When President Obama announced the Treasury Department’s Small Business Lending Fund in his 2010 State of the Union address, its goal was to boost credit to Main Street entrepreneurs by funneling $30 billion to community banks. The $30 billion would come from loan repayments to the federal government from Wall Street banks participating in a separate, better-known Treasury program: the Troubled Asset Relief Program. At the time, the head of one industry group projected the SBLF could translate into $300 billion in small business loans.
But as John Tozzi reported in October, only $4 billion was disbursed to community banks through the program, and a majority of that funding was used to help the lenders repay previous government loans, not lend to small businesses.
Critics at the time, such as Raj Date, predicted this. Date, now a deputy director of the Consumer Financial Protection Bureau, two years ago was an outside analyst who called the plan “TARP Junior.” He said most of the capital would go to patching holes in bank balance sheets left by legacy assets such as commercial real estate loans gone bad.
How did Treasury get from the $30 billion President Obama proposed to the $4 billion actually disbursed? The SBLF received applications for a total of $11.8 billion in funding, but only $7.3 billion met program criteria, according to a Treasury official. The Treasury granted preliminary approval for $4.8 billion in funding, and closed on $4 billion. Most of the 332 banks that participated in the program received funding in the third quarter of 2011, when the Treasury stopped making disbursements.

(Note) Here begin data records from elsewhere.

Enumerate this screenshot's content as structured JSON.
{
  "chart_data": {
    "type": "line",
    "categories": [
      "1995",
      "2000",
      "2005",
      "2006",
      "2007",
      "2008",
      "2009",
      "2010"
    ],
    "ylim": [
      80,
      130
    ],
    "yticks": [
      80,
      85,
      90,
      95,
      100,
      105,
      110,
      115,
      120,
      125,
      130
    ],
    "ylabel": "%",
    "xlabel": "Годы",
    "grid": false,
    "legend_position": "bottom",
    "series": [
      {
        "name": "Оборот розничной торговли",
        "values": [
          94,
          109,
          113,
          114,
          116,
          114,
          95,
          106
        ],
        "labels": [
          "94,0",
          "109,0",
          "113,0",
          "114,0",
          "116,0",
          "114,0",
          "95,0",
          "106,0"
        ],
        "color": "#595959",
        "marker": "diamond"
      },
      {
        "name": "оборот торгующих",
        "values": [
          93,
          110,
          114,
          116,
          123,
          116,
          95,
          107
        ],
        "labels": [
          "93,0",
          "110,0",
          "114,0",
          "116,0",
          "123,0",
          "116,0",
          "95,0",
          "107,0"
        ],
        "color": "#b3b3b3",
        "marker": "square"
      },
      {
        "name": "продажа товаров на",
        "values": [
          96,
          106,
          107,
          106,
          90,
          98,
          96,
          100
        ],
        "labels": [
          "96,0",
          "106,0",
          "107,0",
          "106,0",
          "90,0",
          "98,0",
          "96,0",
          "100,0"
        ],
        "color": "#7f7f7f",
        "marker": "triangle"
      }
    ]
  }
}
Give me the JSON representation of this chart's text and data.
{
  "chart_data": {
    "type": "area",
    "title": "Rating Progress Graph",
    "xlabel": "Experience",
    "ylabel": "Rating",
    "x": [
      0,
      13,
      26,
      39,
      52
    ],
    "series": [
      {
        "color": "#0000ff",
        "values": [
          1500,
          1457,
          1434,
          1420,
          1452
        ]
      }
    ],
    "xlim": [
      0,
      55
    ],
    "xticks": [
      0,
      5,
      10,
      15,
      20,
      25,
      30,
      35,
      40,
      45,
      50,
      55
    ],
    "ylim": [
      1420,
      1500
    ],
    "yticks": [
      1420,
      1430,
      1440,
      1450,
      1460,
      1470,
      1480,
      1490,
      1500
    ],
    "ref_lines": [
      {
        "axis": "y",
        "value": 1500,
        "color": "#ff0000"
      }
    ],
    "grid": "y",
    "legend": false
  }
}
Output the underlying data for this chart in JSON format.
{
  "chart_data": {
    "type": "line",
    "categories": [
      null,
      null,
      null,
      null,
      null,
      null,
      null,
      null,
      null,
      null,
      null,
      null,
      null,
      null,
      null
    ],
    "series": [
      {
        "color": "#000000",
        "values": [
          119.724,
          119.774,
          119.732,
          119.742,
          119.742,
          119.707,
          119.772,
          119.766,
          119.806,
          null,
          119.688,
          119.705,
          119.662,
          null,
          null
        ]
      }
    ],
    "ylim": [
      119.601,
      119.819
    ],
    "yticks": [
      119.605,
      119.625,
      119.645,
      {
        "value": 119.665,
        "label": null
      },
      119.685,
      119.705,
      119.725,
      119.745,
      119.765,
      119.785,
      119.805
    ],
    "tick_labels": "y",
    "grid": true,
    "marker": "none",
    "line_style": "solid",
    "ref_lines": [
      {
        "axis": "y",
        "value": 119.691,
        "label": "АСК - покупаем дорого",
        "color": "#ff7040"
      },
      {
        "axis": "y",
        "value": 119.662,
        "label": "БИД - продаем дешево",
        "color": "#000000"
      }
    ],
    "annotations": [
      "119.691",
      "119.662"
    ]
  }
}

Last week the Treasury released SBLF data through the end of 2012 showing participants loaned small businesses $8.9 billion more than they would have without the program. That works out to a 38 percent increase, compared with an 8 percent increase for a sample of 500 community banks that didn’t participate, Treasury said.
According to Treasury Deputy Assistant Secretary Don Graves, Obama’s $30 billion proposal was designed to provide some cushion, ensuring that demand for the SBLF program didn’t outstrip available funds. “The key was to find ways to help these institutions pay back the taxpayer responsibly, and to increase small business lending,” he says. “We didn’t want to be in the position where we had a competitive process for these dollars.”